Fox has an accomplished career as a local music director, racking up seven Richmond Theatre Critics Circle award nominations and taking home the 2013 Best Musical Direction prize for her work on Cadence Theatre's "Next to Normal." But a few 6-8 week stints on a stage production every year doesn't pay the bills and Fox fills her days teaching at Randolph Macon college and Henrico County's Center for the Arts as well as working as an accompanist-for-hire, playing piano for church services and giving private piano lessons.

Some might be daunted by the fractured schedule, but not Fox. "I'm lucky to be able to do what I love for a living," she says. Fox has music in her blood: growing up in the Shenandoah Valley between Staunton and Lexington, her mom was the organist at her church for 50 years. Fox started playing at 6. "I've had plenty of boring office jobs in the past," she says. "I get to work in the coolest office in the world these days and it's rarely boring."

Her latest assignment, one of the less-often produced Sondheim musicals, might have caused her to miss a few naps, given the fabled intricacy of the composer's scores. "Everything about his music is challenging," Fox says. "He has very angular melodies that take wide leaps, sometimes the time signature changes.
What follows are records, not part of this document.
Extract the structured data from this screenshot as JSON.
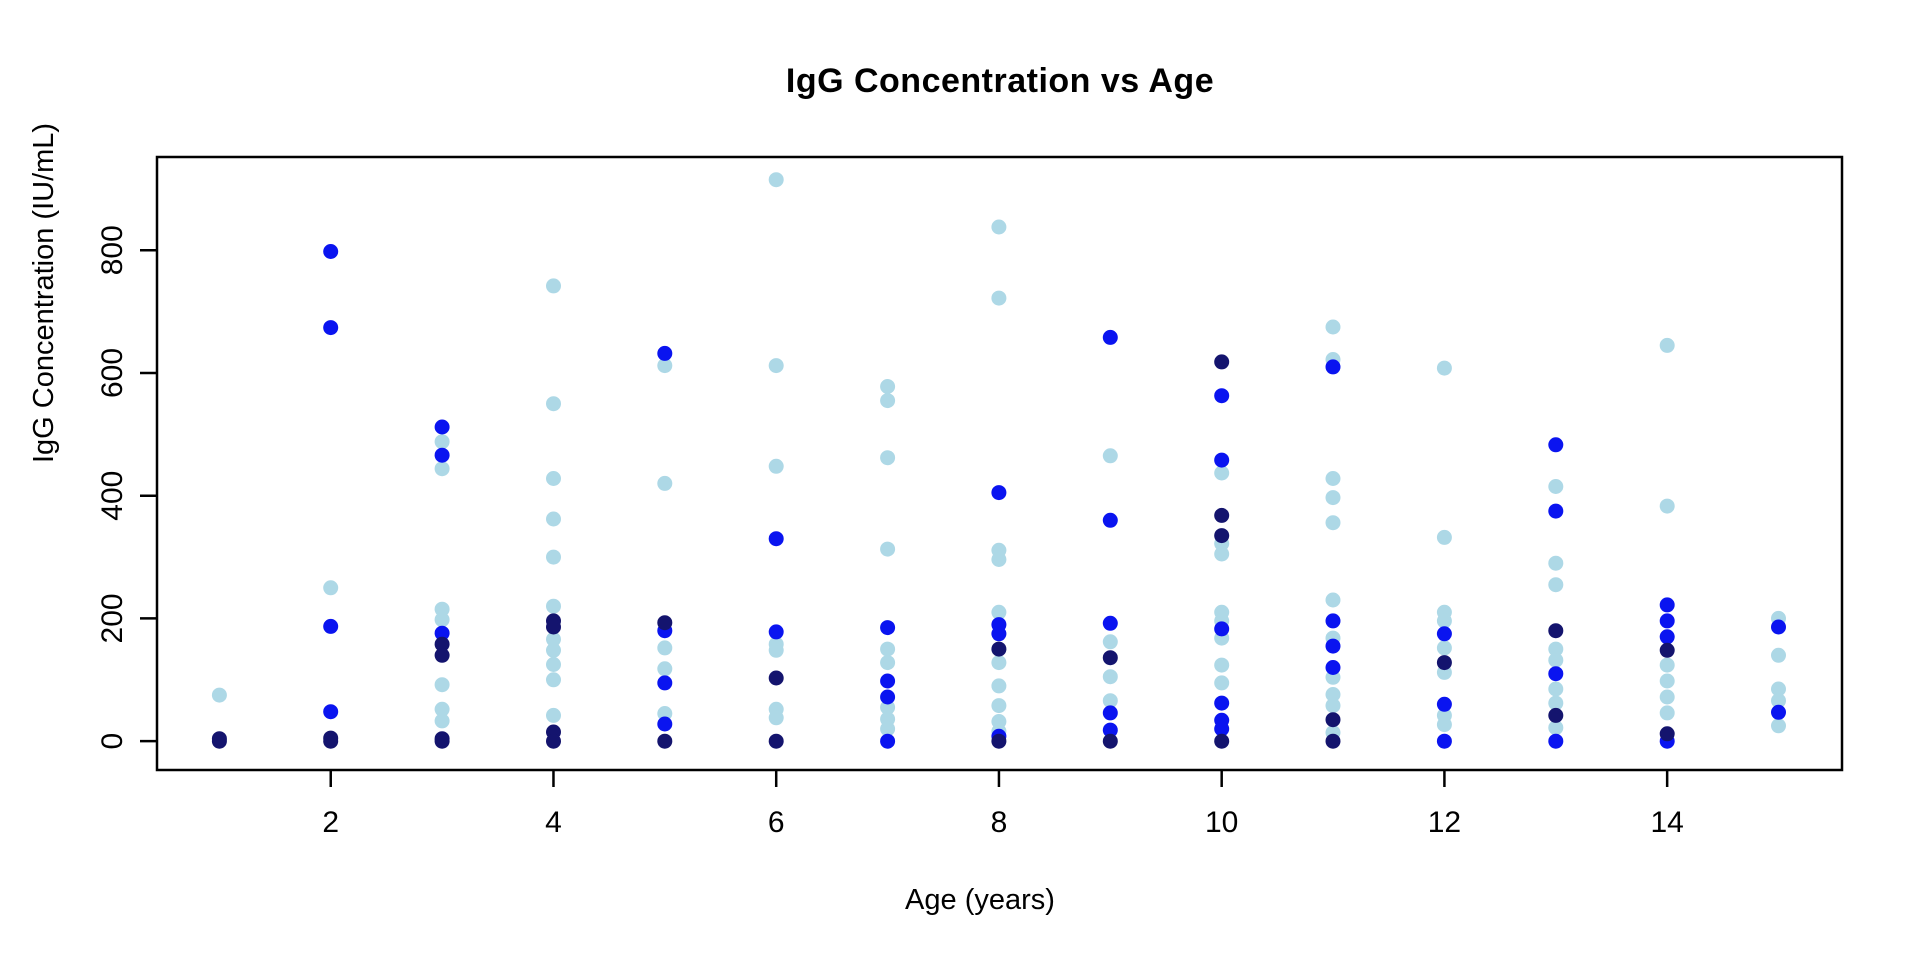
{
  "title": "IgG Concentration vs Age",
  "chart_data": {
    "type": "scatter",
    "title": "IgG Concentration vs Age",
    "xlabel": "Age (years)",
    "ylabel": "IgG Concentration (IU/mL)",
    "xlim": [
      0.44,
      15.57
    ],
    "ylim": [
      -47,
      952
    ],
    "xticks": [
      2,
      4,
      6,
      8,
      10,
      12,
      14
    ],
    "yticks": [
      0,
      200,
      400,
      600,
      800
    ],
    "grid": false,
    "legend": "none",
    "frame": true,
    "axis_color": "#000000",
    "series": [
      {
        "name": "light-blue-points",
        "color": "#ADD8E6",
        "points": [
          [
            1,
            75
          ],
          [
            2,
            250
          ],
          [
            3,
            488
          ],
          [
            3,
            444
          ],
          [
            3,
            215
          ],
          [
            3,
            198
          ],
          [
            3,
            92
          ],
          [
            3,
            52
          ],
          [
            3,
            33
          ],
          [
            4,
            742
          ],
          [
            4,
            550
          ],
          [
            4,
            428
          ],
          [
            4,
            362
          ],
          [
            4,
            300
          ],
          [
            4,
            220
          ],
          [
            4,
            166
          ],
          [
            4,
            148
          ],
          [
            4,
            125
          ],
          [
            4,
            100
          ],
          [
            4,
            42
          ],
          [
            5,
            612
          ],
          [
            5,
            420
          ],
          [
            5,
            152
          ],
          [
            5,
            118
          ],
          [
            5,
            45
          ],
          [
            6,
            915
          ],
          [
            6,
            612
          ],
          [
            6,
            448
          ],
          [
            6,
            158
          ],
          [
            6,
            148
          ],
          [
            6,
            52
          ],
          [
            6,
            38
          ],
          [
            7,
            578
          ],
          [
            7,
            555
          ],
          [
            7,
            462
          ],
          [
            7,
            313
          ],
          [
            7,
            150
          ],
          [
            7,
            128
          ],
          [
            7,
            55
          ],
          [
            7,
            36
          ],
          [
            7,
            20
          ],
          [
            8,
            838
          ],
          [
            8,
            722
          ],
          [
            8,
            311
          ],
          [
            8,
            296
          ],
          [
            8,
            210
          ],
          [
            8,
            128
          ],
          [
            8,
            90
          ],
          [
            8,
            58
          ],
          [
            8,
            32
          ],
          [
            8,
            16
          ],
          [
            9,
            465
          ],
          [
            9,
            162
          ],
          [
            9,
            105
          ],
          [
            9,
            66
          ],
          [
            10,
            437
          ],
          [
            10,
            322
          ],
          [
            10,
            305
          ],
          [
            10,
            210
          ],
          [
            10,
            196
          ],
          [
            10,
            168
          ],
          [
            10,
            124
          ],
          [
            10,
            95
          ],
          [
            11,
            675
          ],
          [
            11,
            622
          ],
          [
            11,
            428
          ],
          [
            11,
            397
          ],
          [
            11,
            356
          ],
          [
            11,
            230
          ],
          [
            11,
            168
          ],
          [
            11,
            104
          ],
          [
            11,
            76
          ],
          [
            11,
            58
          ],
          [
            11,
            14
          ],
          [
            12,
            608
          ],
          [
            12,
            332
          ],
          [
            12,
            210
          ],
          [
            12,
            196
          ],
          [
            12,
            152
          ],
          [
            12,
            112
          ],
          [
            12,
            42
          ],
          [
            12,
            27
          ],
          [
            13,
            415
          ],
          [
            13,
            290
          ],
          [
            13,
            255
          ],
          [
            13,
            150
          ],
          [
            13,
            132
          ],
          [
            13,
            85
          ],
          [
            13,
            62
          ],
          [
            13,
            22
          ],
          [
            14,
            645
          ],
          [
            14,
            383
          ],
          [
            14,
            124
          ],
          [
            14,
            98
          ],
          [
            14,
            72
          ],
          [
            14,
            46
          ],
          [
            15,
            200
          ],
          [
            15,
            140
          ],
          [
            15,
            85
          ],
          [
            15,
            66
          ],
          [
            15,
            25
          ]
        ]
      },
      {
        "name": "blue-points",
        "color": "#0A14F0",
        "points": [
          [
            2,
            798
          ],
          [
            2,
            674
          ],
          [
            2,
            187
          ],
          [
            2,
            48
          ],
          [
            3,
            512
          ],
          [
            3,
            466
          ],
          [
            3,
            176
          ],
          [
            5,
            632
          ],
          [
            5,
            180
          ],
          [
            5,
            95
          ],
          [
            5,
            28
          ],
          [
            6,
            330
          ],
          [
            6,
            178
          ],
          [
            7,
            185
          ],
          [
            7,
            98
          ],
          [
            7,
            72
          ],
          [
            7,
            0
          ],
          [
            8,
            405
          ],
          [
            8,
            190
          ],
          [
            8,
            175
          ],
          [
            8,
            8
          ],
          [
            9,
            658
          ],
          [
            9,
            360
          ],
          [
            9,
            192
          ],
          [
            9,
            46
          ],
          [
            9,
            18
          ],
          [
            10,
            563
          ],
          [
            10,
            458
          ],
          [
            10,
            183
          ],
          [
            10,
            62
          ],
          [
            10,
            34
          ],
          [
            10,
            20
          ],
          [
            11,
            610
          ],
          [
            11,
            196
          ],
          [
            11,
            155
          ],
          [
            11,
            120
          ],
          [
            12,
            175
          ],
          [
            12,
            60
          ],
          [
            12,
            0
          ],
          [
            13,
            483
          ],
          [
            13,
            375
          ],
          [
            13,
            110
          ],
          [
            13,
            0
          ],
          [
            14,
            222
          ],
          [
            14,
            196
          ],
          [
            14,
            170
          ],
          [
            14,
            0
          ],
          [
            15,
            186
          ],
          [
            15,
            47
          ]
        ]
      },
      {
        "name": "navy-points",
        "color": "#14146E",
        "points": [
          [
            1,
            0
          ],
          [
            1,
            4
          ],
          [
            2,
            0
          ],
          [
            2,
            5
          ],
          [
            3,
            158
          ],
          [
            3,
            140
          ],
          [
            3,
            4
          ],
          [
            3,
            0
          ],
          [
            4,
            196
          ],
          [
            4,
            186
          ],
          [
            4,
            15
          ],
          [
            4,
            0
          ],
          [
            5,
            193
          ],
          [
            5,
            0
          ],
          [
            6,
            103
          ],
          [
            6,
            0
          ],
          [
            8,
            150
          ],
          [
            8,
            0
          ],
          [
            9,
            136
          ],
          [
            9,
            0
          ],
          [
            10,
            618
          ],
          [
            10,
            368
          ],
          [
            10,
            335
          ],
          [
            10,
            0
          ],
          [
            11,
            35
          ],
          [
            11,
            0
          ],
          [
            12,
            128
          ],
          [
            13,
            180
          ],
          [
            13,
            42
          ],
          [
            14,
            148
          ],
          [
            14,
            12
          ]
        ]
      }
    ]
  }
}
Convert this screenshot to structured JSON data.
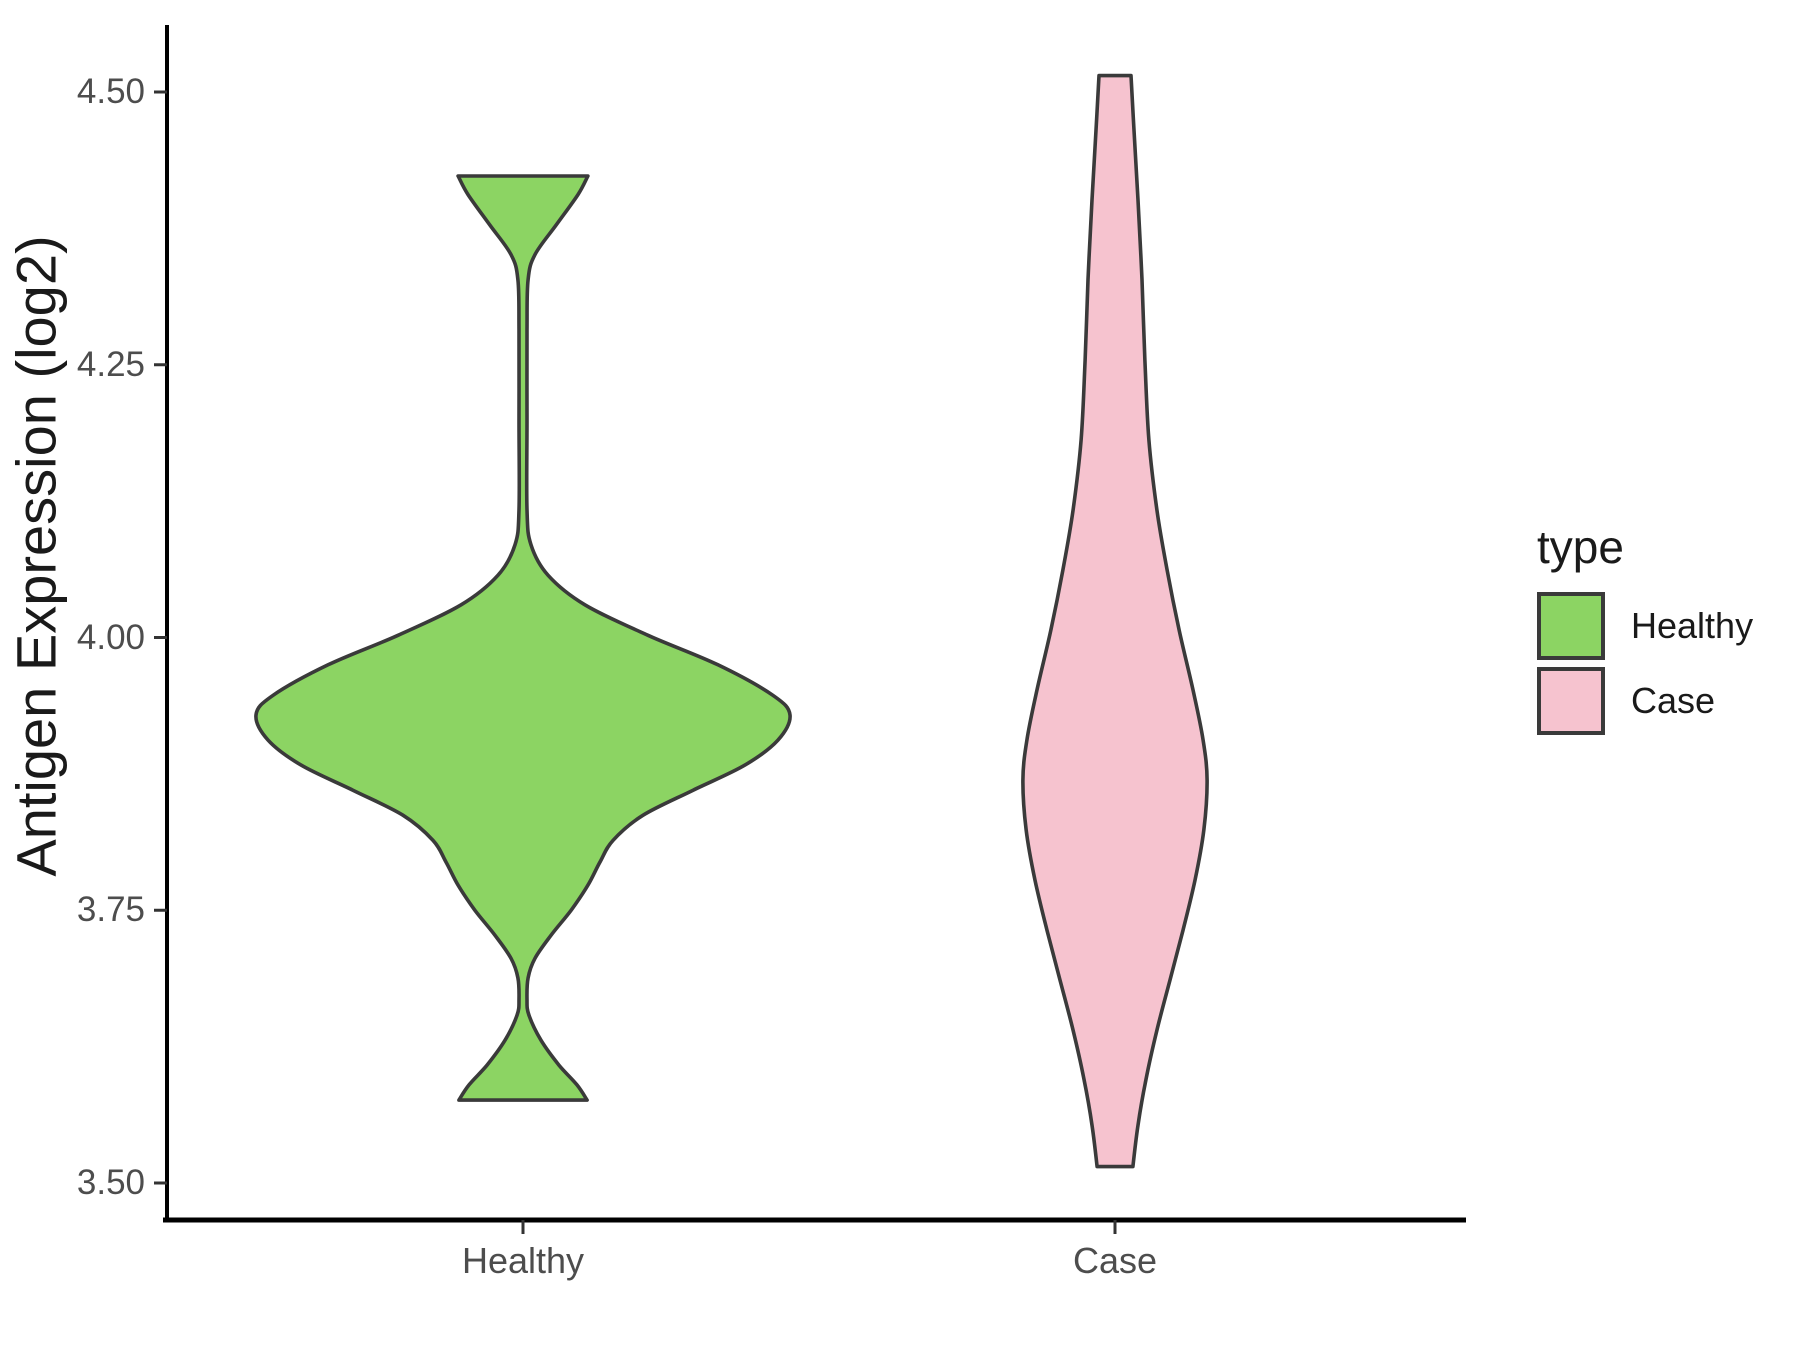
{
  "figure": {
    "background": "#ffffff",
    "axis_line_color": "#000000",
    "tick_color": "#333333",
    "tick_label_color": "#4d4d4d",
    "violin_outline_color": "#3a3a3a"
  },
  "y_axis": {
    "title": "Antigen Expression (log2)",
    "tick_labels": [
      "4.50",
      "4.25",
      "4.00",
      "3.75",
      "3.50"
    ],
    "tick_values": [
      4.5,
      4.25,
      4.0,
      3.75,
      3.5
    ]
  },
  "x_axis": {
    "categories": [
      "Healthy",
      "Case"
    ]
  },
  "legend": {
    "title": "type",
    "items": [
      {
        "label": "Healthy",
        "color": "#8cd463"
      },
      {
        "label": "Case",
        "color": "#f6c3cf"
      }
    ]
  },
  "chart_data": {
    "type": "violin",
    "title": "",
    "xlabel": "",
    "ylabel": "Antigen Expression (log2)",
    "categories": [
      "Healthy",
      "Case"
    ],
    "ylim": [
      3.46,
      4.56
    ],
    "grid": false,
    "legend_position": "right",
    "series": [
      {
        "name": "Healthy",
        "fill": "#8cd463",
        "min": 3.58,
        "max": 4.42,
        "widest_at": 3.94,
        "profile": [
          [
            4.423,
            0.243
          ],
          [
            4.406,
            0.206
          ],
          [
            4.378,
            0.124
          ],
          [
            4.351,
            0.045
          ],
          [
            4.328,
            0.019
          ],
          [
            4.282,
            0.015
          ],
          [
            4.199,
            0.015
          ],
          [
            4.117,
            0.015
          ],
          [
            4.085,
            0.03
          ],
          [
            4.057,
            0.094
          ],
          [
            4.03,
            0.232
          ],
          [
            4.002,
            0.468
          ],
          [
            3.975,
            0.73
          ],
          [
            3.947,
            0.936
          ],
          [
            3.929,
            1.0
          ],
          [
            3.906,
            0.955
          ],
          [
            3.883,
            0.831
          ],
          [
            3.86,
            0.637
          ],
          [
            3.837,
            0.449
          ],
          [
            3.814,
            0.337
          ],
          [
            3.794,
            0.288
          ],
          [
            3.773,
            0.243
          ],
          [
            3.75,
            0.18
          ],
          [
            3.727,
            0.105
          ],
          [
            3.706,
            0.045
          ],
          [
            3.688,
            0.019
          ],
          [
            3.668,
            0.015
          ],
          [
            3.654,
            0.022
          ],
          [
            3.631,
            0.067
          ],
          [
            3.608,
            0.135
          ],
          [
            3.59,
            0.202
          ],
          [
            3.576,
            0.24
          ]
        ]
      },
      {
        "name": "Case",
        "fill": "#f6c3cf",
        "min": 3.52,
        "max": 4.52,
        "widest_at": 3.88,
        "profile": [
          [
            4.515,
            0.06
          ],
          [
            4.465,
            0.071
          ],
          [
            4.401,
            0.086
          ],
          [
            4.328,
            0.101
          ],
          [
            4.254,
            0.112
          ],
          [
            4.181,
            0.127
          ],
          [
            4.117,
            0.157
          ],
          [
            4.062,
            0.195
          ],
          [
            4.007,
            0.24
          ],
          [
            3.952,
            0.292
          ],
          [
            3.906,
            0.33
          ],
          [
            3.869,
            0.345
          ],
          [
            3.824,
            0.333
          ],
          [
            3.778,
            0.3
          ],
          [
            3.732,
            0.255
          ],
          [
            3.686,
            0.206
          ],
          [
            3.64,
            0.157
          ],
          [
            3.595,
            0.116
          ],
          [
            3.553,
            0.086
          ],
          [
            3.515,
            0.067
          ]
        ]
      }
    ]
  }
}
But the lyrics are so fascinating."

Fox says another challenge of working on a show that explores stories of people through history who have attempted to or succeeded in killing an American president is the guns. "They make me a little scared," she admits. "In my last show, [Richmond Triangle Players'] 'The Boy from Oz,' a character committed suicide right in front of me onstage every night. It took some getting used to. But [VCU professor] Aaron Anderson came in last week and gave a gun safety class. It was fascinating to watch."

Fox has the benefit on "Assassins" of collaborating with a director, Andrew Hamm, who has worked as a music director himself. "I have ideas and he has ideas," she says. "We both throw things at the wall and see what sticks. The notes on the page provide the structure, they're like a skeleton, then we work in the acting and the movement. It's a dynamic process."

"It will be interesting to get people's reactions," Fox says of the challenging material in "Assassins." "There's a lyric that says 'listen to the stories, hear it in the songs,' inviting people into the world of the show. I can't predict right now who will take that invitation and love it or who will just be shocked."

Staged at the Firehouse Theatre but produced by Quill, "Assassins" runs through Nov. 26.

Running: Both TheatreLab’s “Mother Courage and her Children” and Cadence’s “John” run through Nov. 12.

On Deck: The annual cavalcade of holiday stage cheer starts with “A Tuna Christmas” opening at Swift Creek Mill on Nov. 10. But Heritage Ensemble Theatre will present one last blast of drama with “Ceremonies in Dark Old Men,” in a two-weekend run also starting Nov. 10.